Increased College Disclosure Leads to Smarter College Choices
NEW YORK ( MainStreet) President Barack Obama's college ranking proposal , released last month, has made college ranking all the rage without putting much emphasis on disseminating user-friendly information about the colleges themselves. Ranking alone won't determine the suitability of specific schools and could lead students to choose a school for its ranking rather than its curriculum. Getting that information to students has been a daunting task.
"Key parts of the President Obama's college ranking proposal, such as tying federal aid to institutional performance and modifying the single disbursement rule, will require an Act of Congress," said Mark Kantrowitz senior vice president and publisher of Edvisors Network, a Website that tracks student loans. "That may not happen in the current divided Congress. He can, however, improve the current disclosures on his own."

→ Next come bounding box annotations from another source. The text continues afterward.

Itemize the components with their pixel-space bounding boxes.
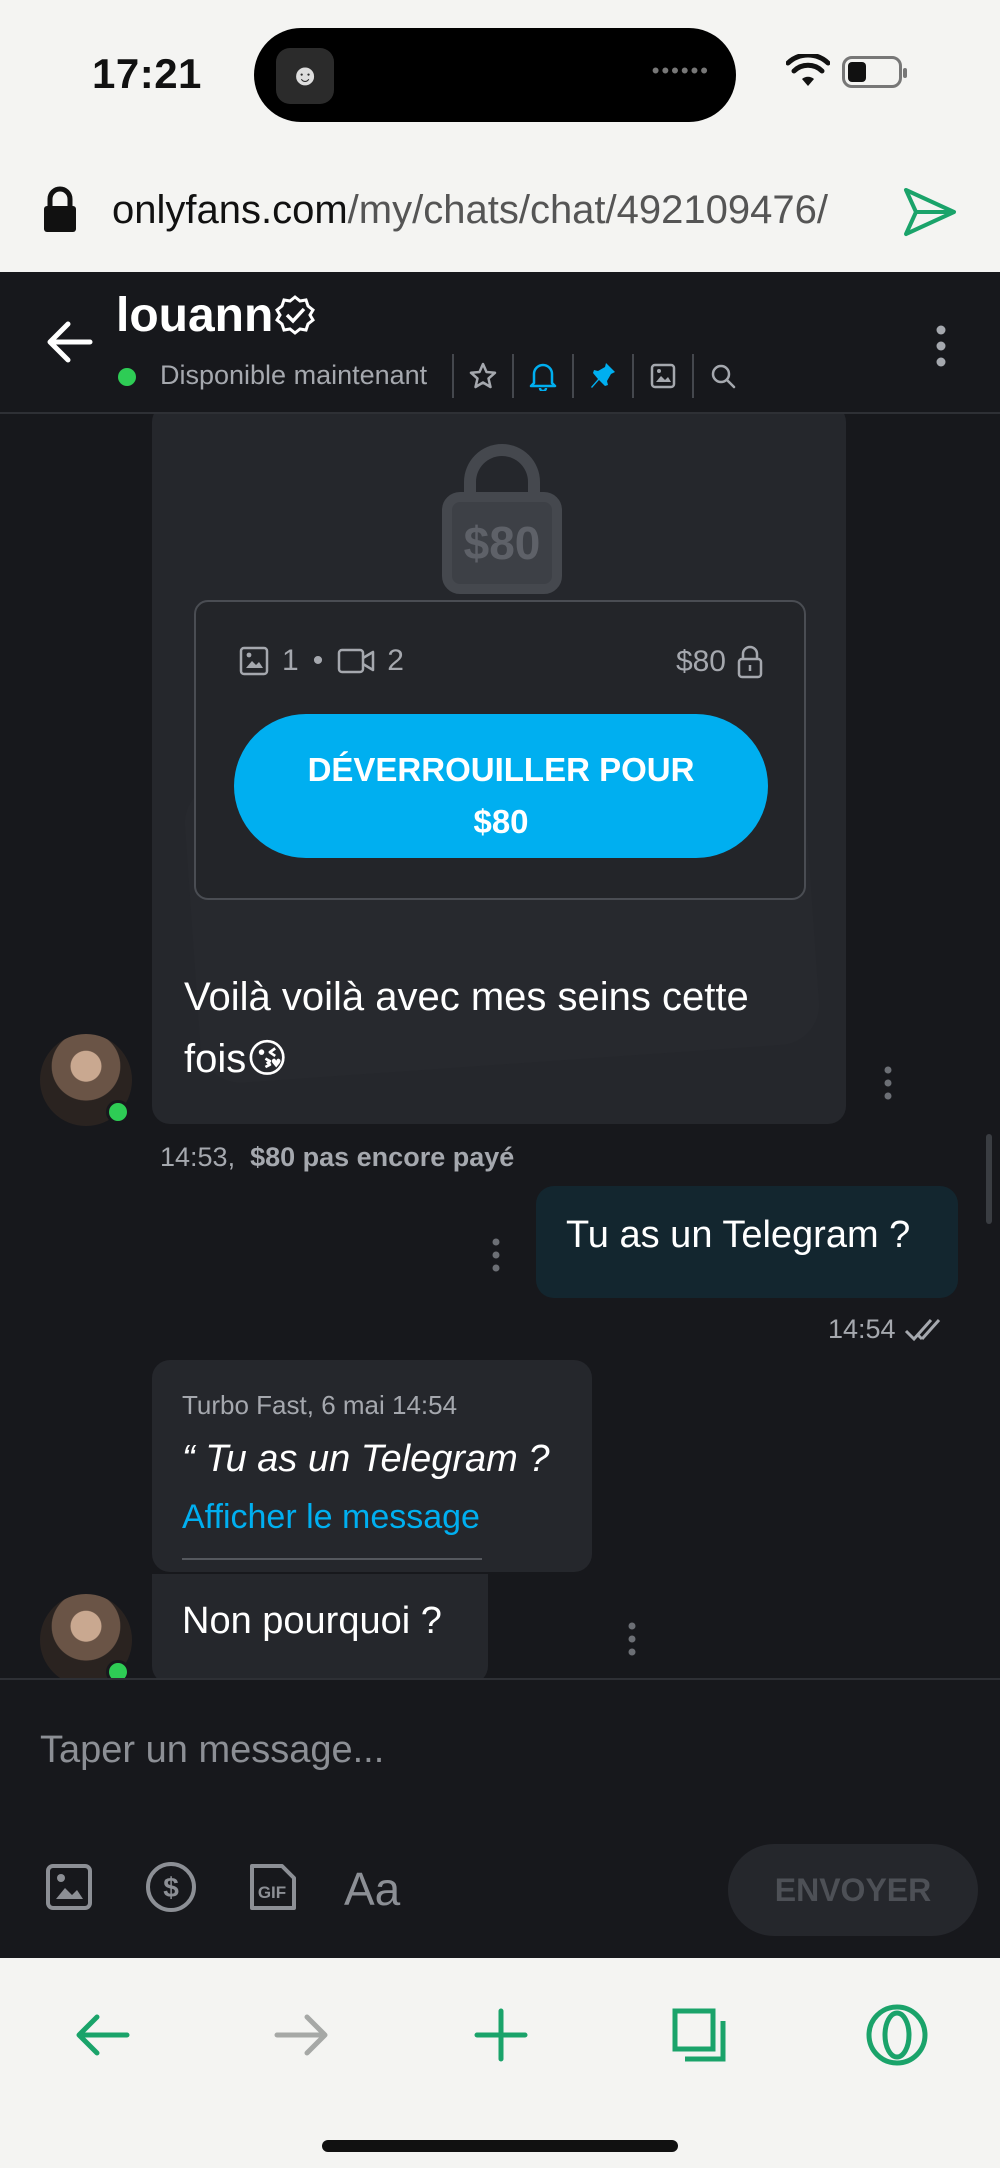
attach-image-icon[interactable]: [42, 1860, 96, 1914]
activity-dots-icon: ••••••: [651, 58, 710, 83]
gif-icon[interactable]: GIF: [245, 1860, 299, 1914]
locked-content-icon: $80: [442, 444, 562, 594]
locked-price: $80: [442, 492, 562, 594]
message-time: 14:53,: [160, 1142, 236, 1172]
ppv-price: $80: [676, 644, 764, 680]
url-text[interactable]: onlyfans.com/my/chats/chat/492109476/: [112, 188, 828, 233]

So could Congress. The 2013 Know Before you Owe Act of 2013, introduced by Senators Dick Durbin (D-Ill.) and Tom Harkin (D-Iowa) last March, is a step in the right direction. It would require colleges to inform students about their eligibility for federal financial aid and disclose terms and conditions. Schools would also have to inform students of a private loan's impact on their eligibility for other forms of financial aid and their right to accept, reject or cancel a private loan in certain circumstances.
The Act did not pass the senate during the last session, but may have a second life in next or become part of a reauthorization of Higher Education Act, for which senator Harkin has been an advocate.
"The Know Before You Owe Act, or at least some provisions of it do have a chance of being reintroduced as part of the Higher Education Act's reauthorization, especially loan disclosures, because there is an effort to increase transparency," Laura Pereyra, San Francisco-based analyst for NerdWallet, a Website that tracks consumer products. "The Consumer Financial Protection Bureau is keeping an eye on student loans through the Know Before You Owe Project's College Shopping Sheet hosted in conjunction with the Department of Education. Multiple schools have decided to cooperate with the CFPB and the Department of Education to give better and simpler information to students on how to reduce their student loans."
Under this proposed law, schools would be required to confirm students' enrollment status, cost of tuition and estimated federal financial aid before the private student loan is approved. NerdScholar, an adjunct of NerdWallet, found that this type of certification decreased default rate in 30% of the cases.
Durbin and Harken introduced a second bill, the Fairness for Struggling Students of 2013, which would treat private student loans in bankruptcy the same as other types of private debt and would, in effect, roll back some provisions of the 2005 Bankruptcy Act, allowing private loans to be discharged due to economic hardship.